Skill # 7. Record-keeping
Another important skill is record-keeping. Expert investors learn so much from their trading mistakes! Conversely, losing traders rarely learn something. One crucial habit that makes winning traders is to create a trading journal. This journal is there to keep a written record of all your trading as it happens: your reasons for buying and selling, your entry point, where you secure your stop-loss order, your take-profit order, and even the amount of your wins and losses. Having a trading journal and going over these notes once in a good while allows you to easily identify what you are doing right and what things you should avoid making a wrong.

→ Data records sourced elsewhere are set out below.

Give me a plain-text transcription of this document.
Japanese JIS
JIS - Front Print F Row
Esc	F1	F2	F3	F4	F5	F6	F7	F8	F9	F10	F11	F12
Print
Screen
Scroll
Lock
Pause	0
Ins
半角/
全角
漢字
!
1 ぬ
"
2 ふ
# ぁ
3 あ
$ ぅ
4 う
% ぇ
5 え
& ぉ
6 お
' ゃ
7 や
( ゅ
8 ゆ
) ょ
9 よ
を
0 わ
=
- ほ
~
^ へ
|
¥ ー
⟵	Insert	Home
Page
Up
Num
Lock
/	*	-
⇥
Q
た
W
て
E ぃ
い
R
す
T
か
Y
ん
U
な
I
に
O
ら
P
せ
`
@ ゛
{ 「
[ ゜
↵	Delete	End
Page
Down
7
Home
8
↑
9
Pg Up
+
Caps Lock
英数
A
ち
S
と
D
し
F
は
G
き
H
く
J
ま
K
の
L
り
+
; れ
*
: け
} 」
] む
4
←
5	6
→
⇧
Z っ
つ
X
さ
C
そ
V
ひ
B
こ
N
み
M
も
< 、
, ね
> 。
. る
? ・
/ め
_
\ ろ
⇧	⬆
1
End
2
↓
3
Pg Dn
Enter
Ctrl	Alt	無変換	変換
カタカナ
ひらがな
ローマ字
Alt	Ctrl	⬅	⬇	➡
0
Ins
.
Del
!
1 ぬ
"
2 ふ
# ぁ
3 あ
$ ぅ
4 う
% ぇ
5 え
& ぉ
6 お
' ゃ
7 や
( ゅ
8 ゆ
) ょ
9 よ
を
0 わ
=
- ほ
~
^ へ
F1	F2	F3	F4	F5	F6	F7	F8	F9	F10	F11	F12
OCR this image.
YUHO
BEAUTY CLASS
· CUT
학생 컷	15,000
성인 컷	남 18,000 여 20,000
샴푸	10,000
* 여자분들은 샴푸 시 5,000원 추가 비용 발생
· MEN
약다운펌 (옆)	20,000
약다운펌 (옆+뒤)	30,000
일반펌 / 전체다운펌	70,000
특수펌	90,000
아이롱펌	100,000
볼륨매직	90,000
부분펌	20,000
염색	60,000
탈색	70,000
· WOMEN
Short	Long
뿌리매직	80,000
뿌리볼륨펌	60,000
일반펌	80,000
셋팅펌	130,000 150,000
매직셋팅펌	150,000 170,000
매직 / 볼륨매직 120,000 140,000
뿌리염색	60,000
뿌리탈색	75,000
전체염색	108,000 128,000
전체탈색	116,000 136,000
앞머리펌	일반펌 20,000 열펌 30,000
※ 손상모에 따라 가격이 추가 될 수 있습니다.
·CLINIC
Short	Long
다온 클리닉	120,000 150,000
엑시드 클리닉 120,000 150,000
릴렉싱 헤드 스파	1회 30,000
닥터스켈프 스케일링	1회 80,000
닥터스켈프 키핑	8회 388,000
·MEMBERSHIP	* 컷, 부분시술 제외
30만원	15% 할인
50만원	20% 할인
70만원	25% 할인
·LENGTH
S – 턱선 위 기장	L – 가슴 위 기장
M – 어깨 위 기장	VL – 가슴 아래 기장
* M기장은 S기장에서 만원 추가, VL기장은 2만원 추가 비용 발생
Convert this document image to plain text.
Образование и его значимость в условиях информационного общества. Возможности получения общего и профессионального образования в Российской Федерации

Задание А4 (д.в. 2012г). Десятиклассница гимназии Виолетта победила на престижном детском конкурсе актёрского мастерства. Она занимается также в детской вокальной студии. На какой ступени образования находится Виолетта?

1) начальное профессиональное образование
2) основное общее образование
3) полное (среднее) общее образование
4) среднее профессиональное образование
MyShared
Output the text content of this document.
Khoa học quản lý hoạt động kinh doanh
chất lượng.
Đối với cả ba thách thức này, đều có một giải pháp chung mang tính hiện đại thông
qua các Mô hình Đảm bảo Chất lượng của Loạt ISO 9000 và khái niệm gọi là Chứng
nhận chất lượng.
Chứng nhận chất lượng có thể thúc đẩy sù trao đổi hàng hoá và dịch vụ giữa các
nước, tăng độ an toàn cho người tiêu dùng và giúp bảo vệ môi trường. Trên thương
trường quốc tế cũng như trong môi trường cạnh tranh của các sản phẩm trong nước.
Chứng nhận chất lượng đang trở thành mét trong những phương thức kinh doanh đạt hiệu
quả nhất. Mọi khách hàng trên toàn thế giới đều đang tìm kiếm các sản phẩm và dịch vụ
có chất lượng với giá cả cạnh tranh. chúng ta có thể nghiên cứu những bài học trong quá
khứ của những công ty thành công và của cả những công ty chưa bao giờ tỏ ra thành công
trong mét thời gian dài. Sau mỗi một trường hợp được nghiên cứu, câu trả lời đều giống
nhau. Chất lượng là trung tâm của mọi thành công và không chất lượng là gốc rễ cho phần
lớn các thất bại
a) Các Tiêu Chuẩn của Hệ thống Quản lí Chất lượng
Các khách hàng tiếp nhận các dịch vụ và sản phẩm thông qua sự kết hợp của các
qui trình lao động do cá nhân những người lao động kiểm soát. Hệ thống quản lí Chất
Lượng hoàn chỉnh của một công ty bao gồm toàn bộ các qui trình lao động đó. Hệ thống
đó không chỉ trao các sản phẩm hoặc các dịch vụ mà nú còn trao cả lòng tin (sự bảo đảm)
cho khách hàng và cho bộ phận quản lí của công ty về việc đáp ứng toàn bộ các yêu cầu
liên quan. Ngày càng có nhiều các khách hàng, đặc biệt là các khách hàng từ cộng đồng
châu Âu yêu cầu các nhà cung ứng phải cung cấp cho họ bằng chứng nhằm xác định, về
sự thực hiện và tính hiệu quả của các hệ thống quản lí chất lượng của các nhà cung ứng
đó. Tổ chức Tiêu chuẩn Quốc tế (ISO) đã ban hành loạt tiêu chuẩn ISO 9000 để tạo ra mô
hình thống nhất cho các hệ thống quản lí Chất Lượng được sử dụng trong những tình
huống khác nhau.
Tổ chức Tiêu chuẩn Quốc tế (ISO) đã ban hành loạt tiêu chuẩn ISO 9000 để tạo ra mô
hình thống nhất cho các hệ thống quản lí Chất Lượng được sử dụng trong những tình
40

Skill # 8. Learner Mindset
Finance is a very fast-paced environment, so it is always beneficial to keep the learner’s mindset. The desire to continue learning, coupled with sheer curiosity, can help you stay updated, thus remain competitive.
Skill # 9. Healthy Skepticism
In investing and trading, it is normal to get easily caught up in the latest craze. But be successful in the long run, learn to remain skeptical. Be level-headed as much as you can, and refrain from engaging in those short-term investing fads.
Skill # 10. Persistence
You need to do your homework if you want to become adept in high quality investing. Be persistent and hardworking, and avoid being too complacent.
As mentioned, the best college degrees perfect for investing and stock trading are:
- Business administration
- Computer science
- Physics, Engineering, and Applied Mathematics
These degrees have a lot to offer. The best degrees, however, will depend on your desired career and level of specification. A college degree, a certification, an internship, is usually needed to stand out in the industry. With the right certifications and degrees from the best colleges to be an investor, you can easily excel in this field.